- Born: Eric Reese Fearon Farmington, Maine, US
- Education: Johns Hopkins University (BA) Johns Hopkins School of Medicine (MD, PhD)
- Years active: 1990 -
- Employer: University of Michigan Rogel Cancer Center
- Spouse: Kathleen R. Cho
- Children: 2
- Scientific career
- Fields: Cancer
- Thesis: A genetic model of colorectal tumorigenesis (Johns Hopkins, 1990)

= Eric Fearon =

American oncologist

Eric Reese Fearon is an American oncologist. He is the Emanuel N. Maisel Professor of Oncology at the University of Michigan and director of the University of Michigan Rogel Cancer Center.

==Early life and education==
Fearon was born to Margaret Fearon and Ross Fearon. He was raised with his sister Gretchen in Farmington, Maine. He attended Mt. Blue High School in Farmington.

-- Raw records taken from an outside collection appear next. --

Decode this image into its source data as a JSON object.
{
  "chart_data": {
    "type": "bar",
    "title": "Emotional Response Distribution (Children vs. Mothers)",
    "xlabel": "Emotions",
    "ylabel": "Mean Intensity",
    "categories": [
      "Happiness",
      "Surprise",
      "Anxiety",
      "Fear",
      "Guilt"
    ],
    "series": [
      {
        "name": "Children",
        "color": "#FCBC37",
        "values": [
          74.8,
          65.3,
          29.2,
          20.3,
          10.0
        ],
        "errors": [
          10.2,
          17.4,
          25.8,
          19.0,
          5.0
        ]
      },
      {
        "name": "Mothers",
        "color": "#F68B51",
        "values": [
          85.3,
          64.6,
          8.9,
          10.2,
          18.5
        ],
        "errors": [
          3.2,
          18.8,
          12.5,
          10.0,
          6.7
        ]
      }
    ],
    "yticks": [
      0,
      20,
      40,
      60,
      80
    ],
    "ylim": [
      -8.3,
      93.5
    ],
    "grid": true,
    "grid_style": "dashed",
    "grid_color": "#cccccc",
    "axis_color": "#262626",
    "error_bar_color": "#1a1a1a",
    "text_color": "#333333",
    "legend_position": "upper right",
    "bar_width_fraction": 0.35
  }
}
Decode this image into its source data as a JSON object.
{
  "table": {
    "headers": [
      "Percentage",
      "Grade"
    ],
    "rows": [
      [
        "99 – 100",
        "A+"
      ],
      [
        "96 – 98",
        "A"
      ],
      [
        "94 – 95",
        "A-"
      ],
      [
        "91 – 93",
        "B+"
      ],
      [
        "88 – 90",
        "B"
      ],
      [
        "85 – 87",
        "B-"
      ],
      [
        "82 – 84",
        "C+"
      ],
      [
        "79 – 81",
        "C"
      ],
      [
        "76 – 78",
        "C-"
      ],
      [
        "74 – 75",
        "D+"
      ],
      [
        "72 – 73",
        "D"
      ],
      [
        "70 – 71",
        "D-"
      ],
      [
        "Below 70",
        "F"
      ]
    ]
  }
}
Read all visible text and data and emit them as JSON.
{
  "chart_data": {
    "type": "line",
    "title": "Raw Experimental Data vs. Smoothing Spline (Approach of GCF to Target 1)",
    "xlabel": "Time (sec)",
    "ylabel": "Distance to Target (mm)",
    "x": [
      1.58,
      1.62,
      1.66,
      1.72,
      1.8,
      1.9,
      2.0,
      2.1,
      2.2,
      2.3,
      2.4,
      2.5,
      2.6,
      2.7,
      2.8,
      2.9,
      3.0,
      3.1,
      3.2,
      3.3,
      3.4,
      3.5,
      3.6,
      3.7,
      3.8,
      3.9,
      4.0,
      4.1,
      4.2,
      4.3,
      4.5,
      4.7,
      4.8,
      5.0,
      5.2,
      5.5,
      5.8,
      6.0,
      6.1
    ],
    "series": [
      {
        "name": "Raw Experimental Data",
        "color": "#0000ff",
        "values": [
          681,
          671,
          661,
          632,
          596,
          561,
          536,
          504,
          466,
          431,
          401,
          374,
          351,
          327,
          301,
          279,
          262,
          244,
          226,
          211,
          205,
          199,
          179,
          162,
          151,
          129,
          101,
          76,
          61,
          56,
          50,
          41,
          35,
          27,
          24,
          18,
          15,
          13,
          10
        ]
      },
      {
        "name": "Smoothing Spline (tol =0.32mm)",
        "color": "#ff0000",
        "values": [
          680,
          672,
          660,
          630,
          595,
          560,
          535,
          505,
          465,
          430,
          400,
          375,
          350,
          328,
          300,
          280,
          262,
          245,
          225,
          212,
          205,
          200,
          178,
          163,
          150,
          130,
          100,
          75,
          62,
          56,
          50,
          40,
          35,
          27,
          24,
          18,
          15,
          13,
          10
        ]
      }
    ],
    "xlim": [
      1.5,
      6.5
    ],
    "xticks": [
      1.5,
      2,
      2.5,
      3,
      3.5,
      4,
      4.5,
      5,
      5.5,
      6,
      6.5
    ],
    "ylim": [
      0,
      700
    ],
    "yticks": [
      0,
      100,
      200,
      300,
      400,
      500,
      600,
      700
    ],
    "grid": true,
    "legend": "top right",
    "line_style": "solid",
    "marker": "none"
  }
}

For college, he enrolled at Johns Hopkins University and received his Bachelor of Arts degree in biophysics in 1983. His undergraduate adviser, neurobiologist R. Kevin "Skip" Hunt, encouraged him to pursue scientific research. He attended Johns Hopkins School of Medicine and earned an MD and Ph.D. in biology as part of the Biology/Program in Human Genetics in 1990. During his graduate studies at Johns Hopkins, Fearon was inducted into the Phi Beta Kappa.

After receiving his medical and doctoral degrees, Fearon conducted his postdoctoral research in the laboratory of Chi Van Dang, where he developed a system to study protein-protein interactions in living mammalian cells. Fearon also enrolled at the MD Anderson Cancer Center, where he was awarded the Wilson S. Stone Memorial Award.

==Career==
Fearon joined the University of Michigan (U-M) in 1995 as the associate director for Basic Science Research at the University of Michigan Rogel Cancer Center. In 1999, Fearon was elected a Fellow of the American Society for Clinical Investigation (ASCI). He later served as president of the ASCI from 2005 to 2006. He was named deputy director of the Rogel Cancer Center in 2005 and was the director in 2016.

During his tenure at U-M, Fearon's laboratory conducts research to understand how defects in cancer genes contribute to the development and progression of colorectal and other cancers. By 2013, he also served as the division chief of Molecular Medicine & Genetics in the Department of Internal Medicine and co-directed the U-M Cancer Center's Cancer Genetics Research Program. Fearon also chaired the National Institutes of Health and National Cancer Institute advisory groups and grant review committees. As a result of his research, Fearon was elected a member of the National Academy of Medicine. A few years later, Fearon was awarded the Distinguished Faculty Lectureship Award in Biomedical Research for being
"a giant in the field of carcinogenesis, specifically colorectal cancer."

In 2018, Fearon was named a fellow of the American Association for the Advancement of Science for "distinguished contributions to the cancer field, particularly in defining the role of accumulated mutations in oncogenes and tumor suppressor genes in colon cancer pathogenesis."

==Personal life==
Fearon and his wife, Kathleen R. Cho, have two daughters together.

He is an avid cyclist and pedals approximately 120 miles per week.